The Seven Golden Rules of Data Quality

One of the current and persistent topics in recent times has been Big Data, which is usually followed by Data Analytics. The impression we all have is that there is some golden nugget of information that can be derived from all of this Big Data stuff that will make our business successful and deliver an unbeatable USP.

On the other hand, we commonly hear about, or experience, campaigns/initiatives/business information being delayed and/or under delivering as a result of data issues. Whether it is sourcing, combining or interpreting of data, the projects fall as the results often don’t make sense.
This occurs because, in reality, many organisations are simply not ready to take the dive and use their data. This is most probably because they don’t trust it (see Dr. Kenneth McKenzie's views on how companies should use Big Data here).

You need to get back to the basics and forget big ideas, concentrating on the base unit of the whole process - your data. I admit it may not sound that exciting, but if you want those great results then take the five minutes to read on and it may help you stop running blind.
The starting point for anybody setting on the necessary road of using the most important of all assets - your customer data - is to have standards around your data. By following the seven simple rules of Data Quality outlined below, you will get through a long leg of that journey.

What is Data Quality?

So before we hop to the seven key rules, we must first understand what Data Quality is. The following definition is one I think is very useful when trying to grasp the concept of Data Quality:
"Data quality is about producing information that is fit for purpose so that services can be managed, delivered efficiently and effectively and in response to a need."

So what does that really mean? Well, Data Quality is about producing robust data across an organisation that is trusted, relied upon, and used. Simple!

In this blog we are focused on data. The gathering, controlling, verification, and use of data. Everything else will make appearances in future blogs.


Seven Golden Rules of Data Quality

At last, you say, the meat of the blog that we were looking for! And yes, it will be worth the wait.

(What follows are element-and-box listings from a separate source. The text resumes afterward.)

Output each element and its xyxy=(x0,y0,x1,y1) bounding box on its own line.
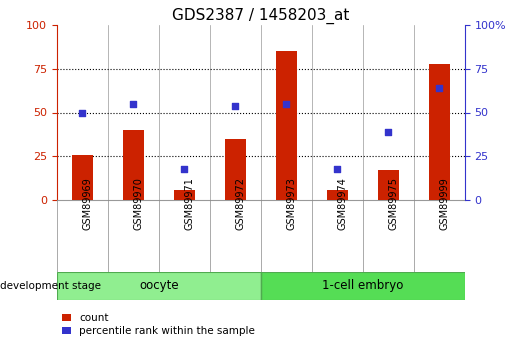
Bar xyxy=(174,189,194,200)
Bar xyxy=(429,63,449,200)
Text: GSM89971: GSM89971 xyxy=(184,177,194,230)
Text: GSM89972: GSM89972 xyxy=(235,177,245,230)
Bar xyxy=(261,272,465,300)
Text: GSM89975: GSM89975 xyxy=(388,177,398,230)
Point xyxy=(180,166,188,171)
Bar xyxy=(378,170,398,200)
Text: GSM89974: GSM89974 xyxy=(337,177,347,230)
Point xyxy=(333,166,341,171)
Text: 1-cell embryo: 1-cell embryo xyxy=(322,279,403,293)
Text: development stage: development stage xyxy=(0,281,101,291)
Text: oocyte: oocyte xyxy=(139,279,179,293)
Title: GDS2387 / 1458203_at: GDS2387 / 1458203_at xyxy=(172,8,349,24)
Text: GSM89969: GSM89969 xyxy=(82,177,92,230)
Point xyxy=(78,110,86,115)
Bar xyxy=(57,272,261,300)
Point xyxy=(435,85,443,91)
Bar xyxy=(72,155,93,200)
Bar xyxy=(276,51,296,200)
Point xyxy=(282,101,290,107)
Point xyxy=(231,103,239,108)
Point xyxy=(129,101,137,107)
Text: GSM89973: GSM89973 xyxy=(286,177,296,230)
Legend: count, percentile rank within the sample: count, percentile rank within the sample xyxy=(62,313,255,336)
Text: GSM89970: GSM89970 xyxy=(133,177,143,230)
Text: GSM89999: GSM89999 xyxy=(439,177,449,230)
Bar xyxy=(225,139,245,200)
Point xyxy=(384,129,392,135)
Bar xyxy=(123,130,143,200)
Bar xyxy=(327,189,347,200)
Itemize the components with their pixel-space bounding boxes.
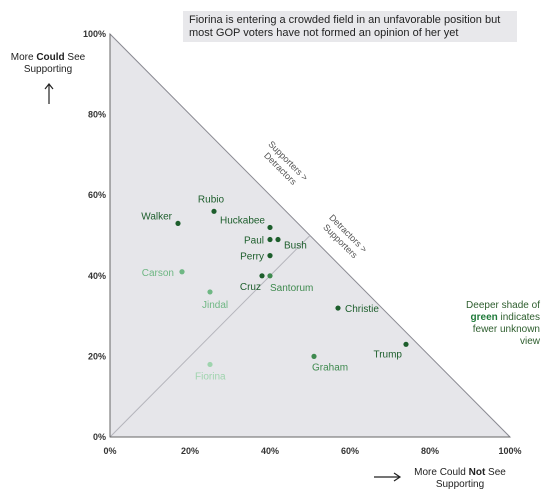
plot-area: [109, 32, 512, 438]
x-tick-label: 60%: [341, 446, 359, 456]
x-tick-label: 100%: [498, 446, 521, 456]
point-label-jindal: Jindal: [202, 300, 228, 311]
point-label-perry: Perry: [240, 252, 264, 263]
shade-note-part-1: Deeper shade of: [466, 300, 540, 311]
point-label-paul: Paul: [244, 236, 264, 247]
point-paul: [267, 236, 273, 243]
shade-note-green-word: green: [470, 312, 498, 323]
axis-ticks: 0% 20% 40% 60% 80% 100% 0% 20% 40% 60% 80% 100%: [83, 29, 522, 456]
x-axis-label-emphasis: Not: [468, 467, 486, 478]
y-tick-label: 80%: [88, 110, 106, 120]
region-label-supporters: Supporters >Detractors: [259, 139, 310, 190]
point-cruz: [259, 273, 265, 279]
arrow-up-icon: [44, 83, 54, 104]
y-tick-label: 60%: [88, 190, 106, 200]
x-tick-label: 0%: [103, 446, 116, 456]
point-graham: [311, 353, 317, 359]
y-axis-label-part-3: See Supporting: [23, 52, 86, 75]
point-jindal: [207, 289, 213, 295]
point-label-huckabee: Huckabee: [220, 215, 265, 226]
data-points: Walker Rubio Huckabee Paul Bush Perry Carson Cr…: [141, 194, 409, 382]
shade-legend-note: Deeper shade of green indicates fewer un…: [458, 300, 540, 348]
y-tick-label: 20%: [88, 351, 106, 361]
x-tick-label: 40%: [261, 446, 279, 456]
point-huckabee: [267, 224, 273, 231]
shade-note-part-3: indicates fewer unknown view: [472, 312, 540, 347]
x-tick-label: 20%: [181, 446, 199, 456]
y-tick-label: 0%: [93, 432, 106, 442]
point-label-carson: Carson: [142, 268, 174, 279]
point-label-santorum: Santorum: [270, 283, 313, 294]
y-axis-label-part-1: More: [10, 52, 37, 63]
x-axis-label: More Could Not See Supporting: [400, 467, 520, 491]
point-carson: [179, 269, 185, 275]
annotation-title: Fiorina is entering a crowded field in a…: [183, 11, 517, 42]
point-rubio: [211, 208, 217, 214]
point-label-christie: Christie: [345, 304, 379, 315]
x-axis-label-part-3: See Supporting: [435, 467, 506, 490]
point-label-trump: Trump: [373, 349, 402, 360]
y-tick-label: 40%: [88, 271, 106, 281]
point-label-bush: Bush: [284, 241, 307, 252]
point-santorum: [267, 273, 273, 279]
point-label-graham: Graham: [312, 362, 348, 373]
x-axis-label-part-1: More Could: [414, 467, 469, 478]
point-label-rubio: Rubio: [198, 194, 225, 205]
y-axis-label: More Could See Supporting: [8, 52, 88, 76]
point-trump: [403, 341, 409, 347]
y-axis-label-emphasis: Could: [36, 52, 65, 63]
equal-support-line: [109, 235, 311, 438]
point-walker: [175, 220, 181, 227]
point-perry: [267, 253, 273, 259]
point-bush: [275, 236, 281, 243]
point-label-walker: Walker: [141, 211, 172, 222]
arrow-right-icon: [374, 472, 402, 482]
point-label-cruz: Cruz: [240, 282, 261, 293]
y-tick-label: 100%: [83, 29, 106, 39]
point-fiorina: [207, 361, 213, 368]
point-label-fiorina: Fiorina: [195, 371, 226, 382]
point-christie: [335, 305, 341, 311]
x-tick-label: 80%: [421, 446, 439, 456]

There are seven areas of Data Quality that need to be considered. These are:

  1. Accuracy

  3. Validity

  5. Relability

  7. Timeliness

  9. Relevance

  11. Completeness

  13. Cleanliness


So lets take a whirlwind tour of what these terms mean in practice:

  • 1. Accuracy – The data that is being captured in correspondence to what it is being used for in the real world needs to be sufficiently accurate for its intended use. Along with being accurate, the data should only be captured once at the first point of activity, and ideally, be useable across multiple systems, as required. This can be subjective and can change overtime, so we need to be rechecking what we mean by accuracy.

  • 2. Validity – The data should be captured and held in accordance with relevant organisation requirements, e.g. syntax, format, range. This is required to ensure consistency between data capture periods and departments/other organisations.

  • 3. Reliability – There needs to be clearly understood and applied, stable and consistent data collection processes, both across collections and over time. The source data needs to be clearly identified and be useable, whether collected manually, automatically or from other systems and/or datasources. This creates a consistency so that two or more representations of a thing can be compared, e.g. date of birth and age.

  • 4. Timeliness – Data should be captured as quickly as possible after an event and must be available for use as soon as possible thereafter, as frequently as required. A simple way to check timelines is by 'time stamping' when the data is captured.  It must be timed to ensure it meets the needs of the organisation, and support the influence service and management decisions. So if you are a stockbroker, you need instant real time values on stock prices and you also may need information on a particular company from your annual accounts. However, you may be assessing a company based on annual accounts which are a year old.

  • 5. Relevance – This is going to sound obvious, but data should be relevant to the purpose for which it is being used. What this means is that you have to keep the data that is being collected under review to make sure it is in line with on going and changing organisational needs.

  • 6. Completeness – There needs to be a specific and detailed descripition of what the data requirements are to meet the needs of the organisation.  We need to understand the relevant aspects of the problem we are trying to solve, and include the full population, time period, and geographic area.

  • 7. Cleanliness – This means that the data is free of any duplicates, is organised, standardised structured, and labelled. Most data does not fit into neat data tables, e.g. emails, social media, videos, reports etc., yet it still needs to documented and structured to be useful. (Our AddressFix service can help standardising and structuring existing customer lists). 

What are the dangers of getting it wrong? Well the old IT adage keeps coming back to haunt you - ‘Rubbish In Rubbish out’. So stop, check, and think - Do we have the data management in place to use our data wisely?